An Ohio courtroom is taking up a high-stakes question this week: after a deadly rideshare wreck, how far up the chain can crash victims go when they sue. The case stems from an August 2024 collision on Columbia Parkway that killed a motorcyclist and left his fiancée with what attorneys describe as life-altering injuries, and it could reset the playbook for rideshare liability in Ohio.
The crash happened on Aug. 3, 2024, when investigators say an Uber vehicle made an improper turn and struck a motorcycle in the 1100 block of Columbia Parkway, killing one rider and critically injuring the passenger, according to local reports. Police later charged the driver in the criminal investigation that followed, as reported by WLWT.
The estate of the motorcyclist, identified in court filings as 47-year-old Michael Morrison, and his injured fiancée, Lisa Lloyd, have now filed civil claims. In their lawsuit, they allege the Uber driver pulled an illegal U-turn that triggered the collision and say the company’s systems are part of the story. The complaint argues the app “incentivizes Uber drivers” to violate traffic laws to minimize the duration of trips and to fit more trips into a given work period,” according to the Cincinnati Enquirer.
Ohio law and insurance coverage
Ohio law lays out a detailed framework for transportation network companies and their drivers, including who carries what insurance and when. State statutes require a primary auto policy for drivers who are logged onto a company’s app, plus a $1 million policy while a driver is engaged in TNC services, along with specified minimums for logged-on coverage. The same chapter spells out that, unless there is a written contract saying otherwise, a TNC driver is not considered an employee or agent of the company. That legal distinction looms large in cases like this because it affects whether crash victims can reach the corporation itself in court. The requirements appear in Ohio Revised Code §3942.02 and §4925.10.
Plaintiffs' strategy and the hurdles they face
Lawyers for Morrison’s estate and for Lloyd are trying to move past a narrow focus on the driver and tie the crash to broader company practices. They have asked for documents and testimony on routing, pay incentives, and app prompts in an effort to show that what happens on the screen can shape what happens on the road.
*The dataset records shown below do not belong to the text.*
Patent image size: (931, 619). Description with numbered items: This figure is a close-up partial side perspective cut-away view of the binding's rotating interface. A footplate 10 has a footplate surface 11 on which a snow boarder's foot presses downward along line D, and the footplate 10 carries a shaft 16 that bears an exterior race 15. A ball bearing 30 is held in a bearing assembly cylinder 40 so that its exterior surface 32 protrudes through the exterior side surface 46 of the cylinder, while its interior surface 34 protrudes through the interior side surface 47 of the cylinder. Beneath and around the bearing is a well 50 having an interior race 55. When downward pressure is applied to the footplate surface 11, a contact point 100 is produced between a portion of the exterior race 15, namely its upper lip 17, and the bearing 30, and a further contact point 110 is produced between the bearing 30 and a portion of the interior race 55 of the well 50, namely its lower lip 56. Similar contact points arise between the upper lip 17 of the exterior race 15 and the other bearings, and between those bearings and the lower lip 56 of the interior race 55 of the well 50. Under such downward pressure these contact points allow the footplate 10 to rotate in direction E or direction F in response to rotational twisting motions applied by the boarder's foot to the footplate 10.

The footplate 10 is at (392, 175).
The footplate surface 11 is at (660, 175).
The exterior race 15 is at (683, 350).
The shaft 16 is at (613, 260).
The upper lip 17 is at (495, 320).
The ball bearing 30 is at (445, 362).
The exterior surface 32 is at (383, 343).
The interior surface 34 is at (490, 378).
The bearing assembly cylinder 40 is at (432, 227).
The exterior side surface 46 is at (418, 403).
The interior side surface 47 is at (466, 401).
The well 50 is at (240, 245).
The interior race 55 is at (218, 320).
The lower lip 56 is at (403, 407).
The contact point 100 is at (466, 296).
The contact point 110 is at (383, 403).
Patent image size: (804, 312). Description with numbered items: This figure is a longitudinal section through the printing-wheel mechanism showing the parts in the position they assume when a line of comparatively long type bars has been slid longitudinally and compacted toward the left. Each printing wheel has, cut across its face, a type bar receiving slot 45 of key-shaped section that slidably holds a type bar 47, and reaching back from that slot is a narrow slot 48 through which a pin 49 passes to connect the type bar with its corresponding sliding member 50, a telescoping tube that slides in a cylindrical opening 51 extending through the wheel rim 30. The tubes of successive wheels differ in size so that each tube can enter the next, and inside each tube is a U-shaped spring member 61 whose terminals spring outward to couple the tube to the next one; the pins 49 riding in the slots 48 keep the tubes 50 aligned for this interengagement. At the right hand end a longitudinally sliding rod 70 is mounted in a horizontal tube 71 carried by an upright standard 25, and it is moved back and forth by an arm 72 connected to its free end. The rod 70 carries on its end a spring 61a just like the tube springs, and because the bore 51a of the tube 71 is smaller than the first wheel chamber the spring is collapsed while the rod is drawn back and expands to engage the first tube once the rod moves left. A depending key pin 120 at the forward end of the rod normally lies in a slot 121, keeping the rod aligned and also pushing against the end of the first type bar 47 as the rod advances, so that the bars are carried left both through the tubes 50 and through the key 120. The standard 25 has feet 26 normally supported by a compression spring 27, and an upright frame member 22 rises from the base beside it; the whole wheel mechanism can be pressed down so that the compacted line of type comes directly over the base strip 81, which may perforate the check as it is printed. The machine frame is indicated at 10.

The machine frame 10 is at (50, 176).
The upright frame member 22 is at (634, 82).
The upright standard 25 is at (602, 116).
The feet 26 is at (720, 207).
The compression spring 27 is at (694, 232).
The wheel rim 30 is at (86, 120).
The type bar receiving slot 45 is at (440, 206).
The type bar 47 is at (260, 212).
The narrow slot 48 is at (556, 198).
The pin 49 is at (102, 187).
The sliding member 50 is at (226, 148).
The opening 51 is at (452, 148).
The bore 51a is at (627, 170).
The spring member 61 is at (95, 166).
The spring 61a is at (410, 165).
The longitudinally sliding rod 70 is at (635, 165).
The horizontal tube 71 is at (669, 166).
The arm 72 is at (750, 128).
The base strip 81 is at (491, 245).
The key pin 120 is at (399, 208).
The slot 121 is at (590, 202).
The hitch is that the statutory framework sharply limits the traditional respondeat superior path that plaintiffs often use to pin liability on employers. In Ohio, that typically pushes crash victims toward theories like negligent hiring, negligent supervision or failure to warn if they want to bring a TNC into the case. An analysis from the Ohio Legislative Service Commission explains those limits, details the insurance rules that govern coverage disputes, and notes that the TNC statutes preempt local regulation.
Nationwide context
Similar fights have been playing out across the country, with rideshare cases splintered among different courts and legal theories. Recent bellwether trials have produced mixed verdicts and have dragged internal company practices and safety protocols into the spotlight. Those outcomes mean a win for the plaintiffs in Cincinnati could bolster efforts in other states to pry loose app data and corporate records, while a narrow ruling could reinforce existing statutory shields that TNCs rely on. Juries elsewhere have already weighed in on related questions, as reported by the Charlotte Observer.
Legal implications
One early battleground is discovery. If the court allows wide-ranging access to app data, training files, and company communications, that could erode some of the practical protections transportation network companies lean on, even if the statutes themselves stay untouched. At the same time, proving corporate negligence or other common-law claims remains an uphill climb under Ohio’s allocation of responsibility and insurance obligations.
The case now sits at the center of lawsuits that are testing how far those limits can stretch, according to Local 12. For Morrison’s family and for Lloyd, the litigation is about accountability and compensation after a sudden loss. For lawyers, insurers, and city officials watching from the sidelines, it is a reminder that the rules governing app-based rides are still evolving. What the Hamilton County judge lets jurors see, and how insurers handle first-dollar coverage, will shape not only this case but the next wave of rideshare crash claims.